Amigos descrevem Teófilo como “um homem prestativo, inteligente, trabalhador, sorridente e família”. A filha, de apenas 6 anos, não sabe da morte do pai. A criança esperava ele chegar em casa já que os dois acabaram criando um costume juntos.
“Eles eram muito grudados. Todo dia quando chegava, ele deixava as coisas em casa e descia com o lixo. Ela sempre ia com ele, acabou virando um ritual dos dois. Ela pergunta o tempo todo onde está o pai dela, onde ele está”, disse Carlos Souza, padrinho da menina.
Luziane Teófilo, com quem Durval era casado há 13 anos, acredita que o crime tenha sido motivado por racismo. “Eu acredito que foi racismo, sim”.
Durval, que trabalhava em um supermercado, foi atingido no abdômen e na perna. De acordo com o padrinho da pequena Letícia, ele tinha medo de ser assaltado. “Ele era um cara maravilhoso. Uma pessoa despreparada acabou tirando a vida de um inocente. Ele tinha muito medo de assalto e acabou morrendo na ponta de uma bala. Ele morreu pelo pior medo dele, o tiro. A última vez que nos vimos foi na formatura da minha afilhada. Nos encontramos, rimos e agora recebemos essa notícia”, contou Carlos.
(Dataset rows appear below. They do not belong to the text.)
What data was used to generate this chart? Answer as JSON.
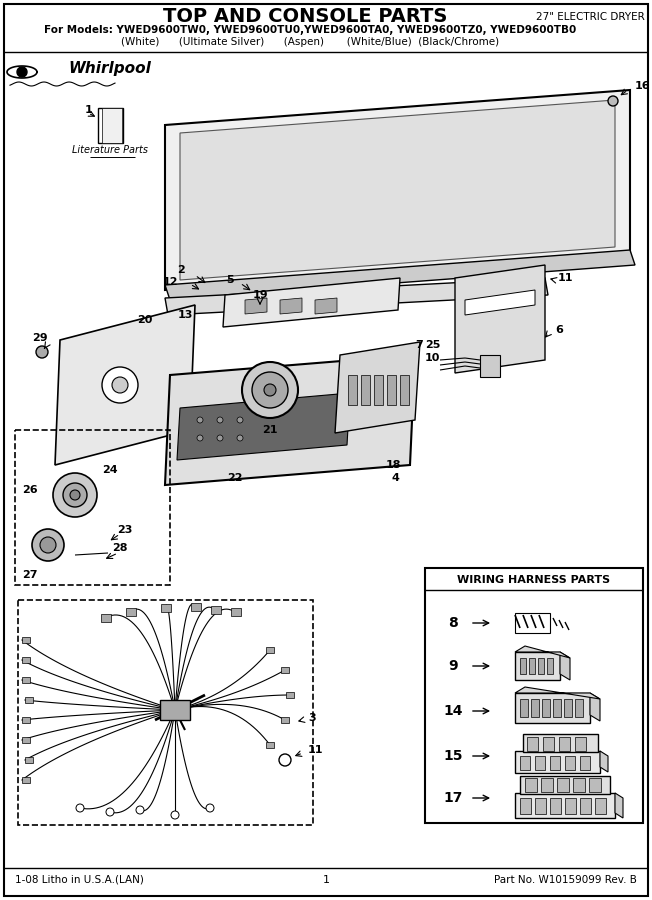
{
  "title": "TOP AND CONSOLE PARTS",
  "subtitle_right": "27\" ELECTRIC DRYER",
  "models_line": "For Models: YWED9600TW0, YWED9600TU0,YWED9600TA0, YWED9600TZ0, YWED9600TB0",
  "colors_line": "(White)      (Ultimate Silver)      (Aspen)       (White/Blue)  (Black/Chrome)",
  "footer_left": "1-08 Litho in U.S.A.(LAN)",
  "footer_center": "1",
  "footer_right": "Part No. W10159099 Rev. B",
  "wiring_box_title": "WIRING HARNESS PARTS",
  "wiring_items": [
    "8",
    "9",
    "14",
    "15",
    "17"
  ],
  "bg_color": "#ffffff",
  "text_color": "#000000",
  "fig_width": 6.52,
  "fig_height": 9.0,
  "dpi": 100
}
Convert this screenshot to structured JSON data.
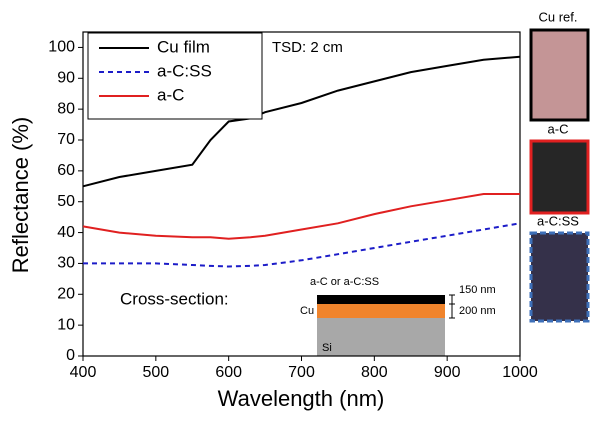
{
  "chart_data": {
    "type": "line",
    "xlabel": "Wavelength (nm)",
    "ylabel": "Reflectance (%)",
    "x": [
      400,
      450,
      500,
      550,
      575,
      600,
      630,
      650,
      700,
      750,
      800,
      850,
      900,
      950,
      1000
    ],
    "series": [
      {
        "name": "Cu film",
        "color": "#000000",
        "style": "solid",
        "values": [
          55,
          58,
          60,
          62,
          70,
          76,
          77,
          79,
          82,
          86,
          89,
          92,
          94,
          96,
          97
        ]
      },
      {
        "name": "a-C:SS",
        "color": "#1c1cc8",
        "style": "dashed",
        "values": [
          30,
          30,
          30,
          29.5,
          29.2,
          29,
          29.2,
          29.5,
          31,
          33,
          35,
          37,
          39,
          41,
          43
        ]
      },
      {
        "name": "a-C",
        "color": "#e02020",
        "style": "solid",
        "values": [
          42,
          40,
          39,
          38.5,
          38.5,
          38,
          38.5,
          39,
          41,
          43,
          46,
          48.5,
          50.5,
          52.5,
          52.5
        ]
      }
    ],
    "xlim": [
      400,
      1000
    ],
    "xticks": [
      400,
      500,
      600,
      700,
      800,
      900,
      1000
    ],
    "ylim": [
      0,
      105
    ],
    "yticks": [
      0,
      10,
      20,
      30,
      40,
      50,
      60,
      70,
      80,
      90,
      100
    ],
    "legend": "upper left",
    "annotation": "TSD: 2 cm",
    "inset": {
      "title": "Cross-section:",
      "top_layer": "a-C or a-C:SS",
      "middle_layer": "Cu",
      "substrate": "Si",
      "top_thickness": "150 nm",
      "middle_thickness": "200 nm"
    },
    "samples": [
      {
        "label": "Cu ref.",
        "color": "#000000",
        "fill": "#c49596"
      },
      {
        "label": "a-C",
        "color": "#e02020",
        "fill": "#262626"
      },
      {
        "label": "a-C:SS",
        "color": "#3d6fb8",
        "fill": "#35314a"
      }
    ]
  }
}
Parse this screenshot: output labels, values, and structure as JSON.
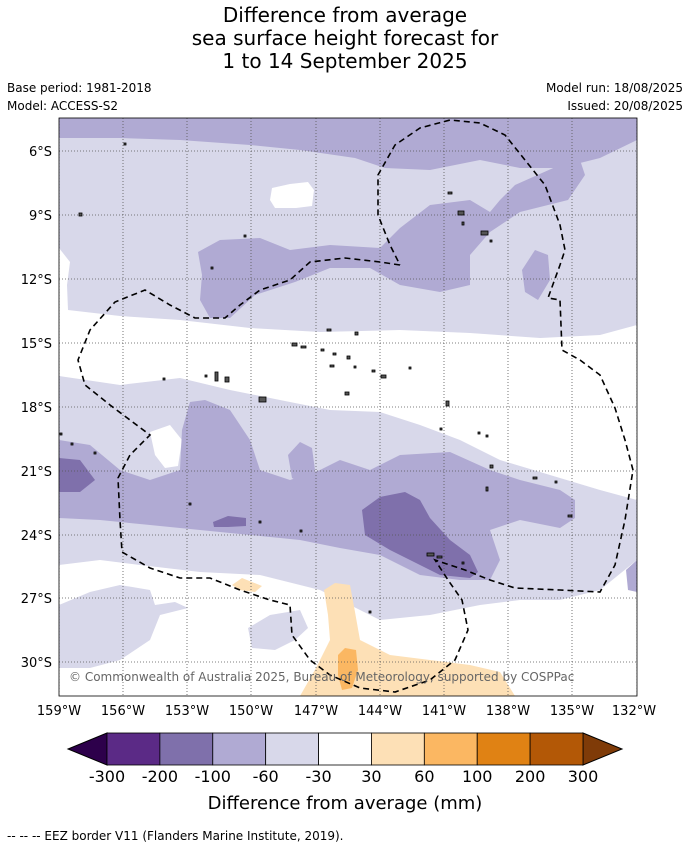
{
  "title": {
    "line1": "Difference from average",
    "line2": "sea surface height forecast for",
    "line3": "1 to 14 September 2025"
  },
  "meta": {
    "base_period": "Base period: 1981-2018",
    "model": "Model: ACCESS-S2",
    "model_run": "Model run: 18/08/2025",
    "issued": "Issued: 20/08/2025"
  },
  "map": {
    "lat_labels": [
      "6°S",
      "9°S",
      "12°S",
      "15°S",
      "18°S",
      "21°S",
      "24°S",
      "27°S",
      "30°S"
    ],
    "lon_labels": [
      "159°W",
      "156°W",
      "153°W",
      "150°W",
      "147°W",
      "144°W",
      "141°W",
      "138°W",
      "135°W",
      "132°W"
    ],
    "copyright": "© Commonwealth of Australia 2025, Bureau of Meteorology, supported by COSPPac"
  },
  "legend": {
    "tick_labels": [
      "-300",
      "-200",
      "-100",
      "-60",
      "-30",
      "30",
      "60",
      "100",
      "200",
      "300"
    ],
    "colors": [
      "#5b2a86",
      "#7f70ab",
      "#b0aad3",
      "#d8d8ea",
      "#ffffff",
      "#fde0b6",
      "#fbb762",
      "#e08214",
      "#b35806"
    ],
    "under_color": "#2d004b",
    "over_color": "#7f3b08",
    "title": "Difference from average (mm)"
  },
  "footer": {
    "eez_note": "--  --  -- EEZ border V11 (Flanders Marine Institute, 2019)."
  }
}
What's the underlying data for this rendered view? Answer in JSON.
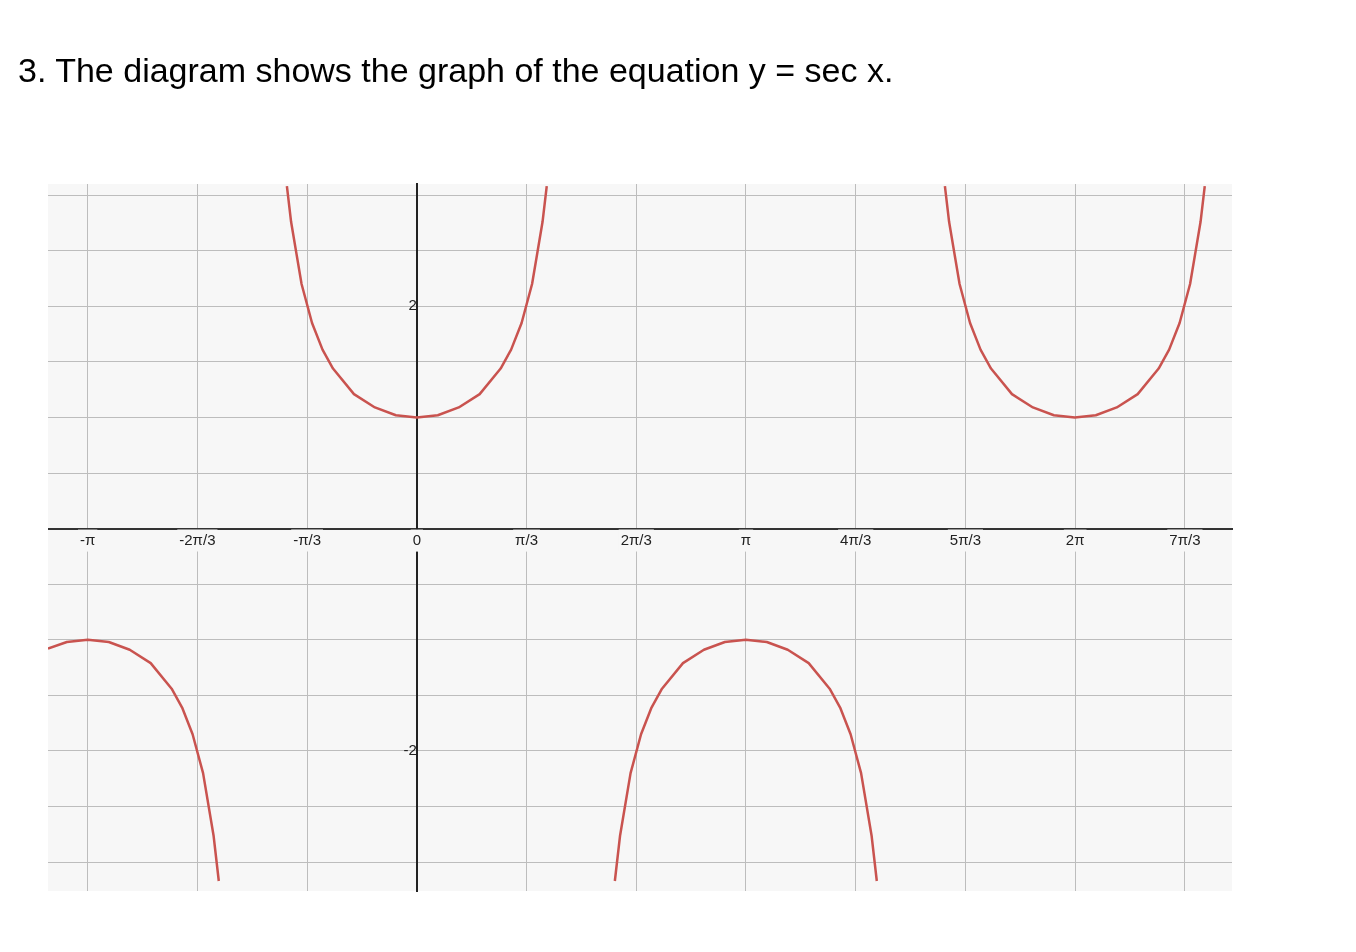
{
  "chart_data": {
    "type": "line",
    "title": "3. The diagram shows the graph of the equation y = sec x.",
    "series": [
      {
        "color": "#c9534f",
        "x": [
          -3.52,
          -3.34,
          -3.14,
          -2.94,
          -2.74,
          -2.54,
          -2.34,
          -2.24,
          -2.14,
          -2.04,
          -1.94,
          -1.89,
          -1.57,
          -1.24,
          -1.2,
          -1.1,
          -1.0,
          -0.9,
          -0.8,
          -0.6,
          -0.4,
          -0.2,
          0,
          0.2,
          0.4,
          0.6,
          0.8,
          0.9,
          1.0,
          1.1,
          1.2,
          1.24,
          1.57,
          1.89,
          1.94,
          2.04,
          2.14,
          2.24,
          2.34,
          2.54,
          2.74,
          2.94,
          3.14,
          3.34,
          3.54,
          3.74,
          3.94,
          4.04,
          4.14,
          4.24,
          4.34,
          4.39,
          4.71,
          5.04,
          5.08,
          5.18,
          5.28,
          5.38,
          5.48,
          5.68,
          5.88,
          6.08,
          6.28,
          6.48,
          6.68,
          6.88,
          7.08,
          7.18,
          7.28,
          7.38,
          7.48,
          7.52
        ],
        "values": [
          -1.08,
          -1.02,
          -1,
          -1.02,
          -1.09,
          -1.21,
          -1.44,
          -1.61,
          -1.85,
          -2.2,
          -2.76,
          -3.17,
          null,
          3.08,
          2.76,
          2.2,
          1.85,
          1.61,
          1.44,
          1.21,
          1.09,
          1.02,
          1,
          1.02,
          1.09,
          1.21,
          1.44,
          1.61,
          1.85,
          2.2,
          2.76,
          3.08,
          null,
          -3.17,
          -2.76,
          -2.2,
          -1.85,
          -1.61,
          -1.44,
          -1.21,
          -1.09,
          -1.02,
          -1,
          -1.02,
          -1.09,
          -1.21,
          -1.44,
          -1.61,
          -1.85,
          -2.2,
          -2.76,
          -3.17,
          null,
          3.08,
          2.76,
          2.2,
          1.85,
          1.61,
          1.44,
          1.21,
          1.09,
          1.02,
          1,
          1.02,
          1.09,
          1.21,
          1.44,
          1.61,
          1.85,
          2.2,
          2.76,
          3.08
        ]
      }
    ],
    "xlim": [
      -3.52,
      7.78
    ],
    "ylim": [
      -3.26,
      3.1
    ],
    "xticks": [
      {
        "value": -3.1416,
        "label": "-π"
      },
      {
        "value": -2.0944,
        "label": "-2π/3"
      },
      {
        "value": -1.0472,
        "label": "-π/3"
      },
      0,
      {
        "value": 1.0472,
        "label": "π/3"
      },
      {
        "value": 2.0944,
        "label": "2π/3"
      },
      {
        "value": 3.1416,
        "label": "π"
      },
      {
        "value": 4.1888,
        "label": "4π/3"
      },
      {
        "value": 5.236,
        "label": "5π/3"
      },
      {
        "value": 6.2832,
        "label": "2π"
      },
      {
        "value": 7.3304,
        "label": "7π/3"
      }
    ],
    "yticks": [
      {
        "value": -3,
        "label": null
      },
      {
        "value": -2.5,
        "label": null
      },
      -2,
      {
        "value": -1.5,
        "label": null
      },
      {
        "value": -1,
        "label": null
      },
      {
        "value": -0.5,
        "label": null
      },
      {
        "value": 0,
        "label": null
      },
      {
        "value": 0.5,
        "label": null
      },
      {
        "value": 1,
        "label": null
      },
      {
        "value": 1.5,
        "label": null
      },
      2,
      {
        "value": 2.5,
        "label": null
      },
      {
        "value": 3,
        "label": null
      }
    ],
    "grid": true,
    "legend": false,
    "marker": "none",
    "line_style": "solid"
  }
}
Através de imagens de câmeras de segurança (assista aqui) foi possível ver o momento em que Durval chegava em casa e foi abordado pelo militar. Mesmo atingido na barriga e avisando que era morador do condomínio, o sargento atirou pela segunda vez e acertou o abdômen. Ele ainda efetuou um terceiro disparo, mas não acertou a vítima.
“O que aconteceu foi uma covardia, porque meu irmão era trabalhador. Meu irmão nunca encostou em nada de ninguém, ele sempre saiu de casa cedo. Minha mãe criou três filhos sozinha e nenhum seguiu vida errada. Ele era o único irmão que eu tinha e acontece um negócio desses, ele tira a vida do meu irmão. Aí vai dizer que é legítima defesa? Não tem como, meu irmão não tinha arma, ele veio do trabalho”, desabafa Fabiana Teófilo, irmã da vítima.
Durval Teófilo também era uma pessoa solidária. “Certa vez passei por uma enchente em 2012 e ele me ofereceu abrigo em sua casa. Me ofereceu a chave de onde morava na época para mim, meus dois filhos e minha esposa. Ele era um irmão, mesmo sem ter o DNA”, disse Wallan Oliver.
A Delegacia de Homicídios da Baixada Fluminense (DHBF) indiciou o sargento da Marinha por homicídio culposo. Uma fiança de R$ 120 mil foi estipulada. Sem o pagamento do valor até a noite de ontem, ele foi transferido para um quartel militar, onde continua detido.
Morto pelo racismo
“O racismo é uma superestrutura, intrincada, multiforme, imbricada no tecido social. Esteja o indivíduo ciente ou não, pode a qualquer momento se transformar em vítima ou algoz nessa complexa maquinaria. O racismo tem o poder de inferiorizar a ponto de desumanizar pessoas. Desumanizados, podiam ser comprados e vendidos como se coisa fossem”, observa Raphael Vicente, mestre em Ciências Sociais pela PUC e professor da Universidade Zumbi dos Palmares.
“Como tudo na história humana, os tempos passaram, e o racismo se aperfeiçoou e se adequou. Não há mais cientistas e acadêmicos, abertamente, afirmando a superioridade das raças. Não há mais zoológicos humanos em que famílias de negros trazidas da África eram expostas enjauladas em zoológicos pela Europa. Em boa parte do mundo ocidental, não há mais a escravidão dos séculos passados. Até porque o racismo não precisa da escravidão. Tanto é que mais de 130 anos após a abolição, há plena convicção que ele ainda impera”
“Pessoas negras são perseguidas, mortas, inclusive com tiros pelas costas, agredidas, acusadas, presas, pelo simples fato de serem negros. O negro sempre aparenta o criminoso e como todos os negros são iguais, qualquer negro é um criminoso em potencial”, acrescenta Raphael.
“Um negro ao passar por um carro, a caminho da sua casa, porém com pressa, precisa pensar duas vezes, pode estar colocando a sua própria vida em risco. Ou superamos o racismo, ou ainda enterraremos muitos brasileiros. O resultado do racismo é sabido e conhecido: ‘está lá o corpo estendido no chão'”, finaliza o professor.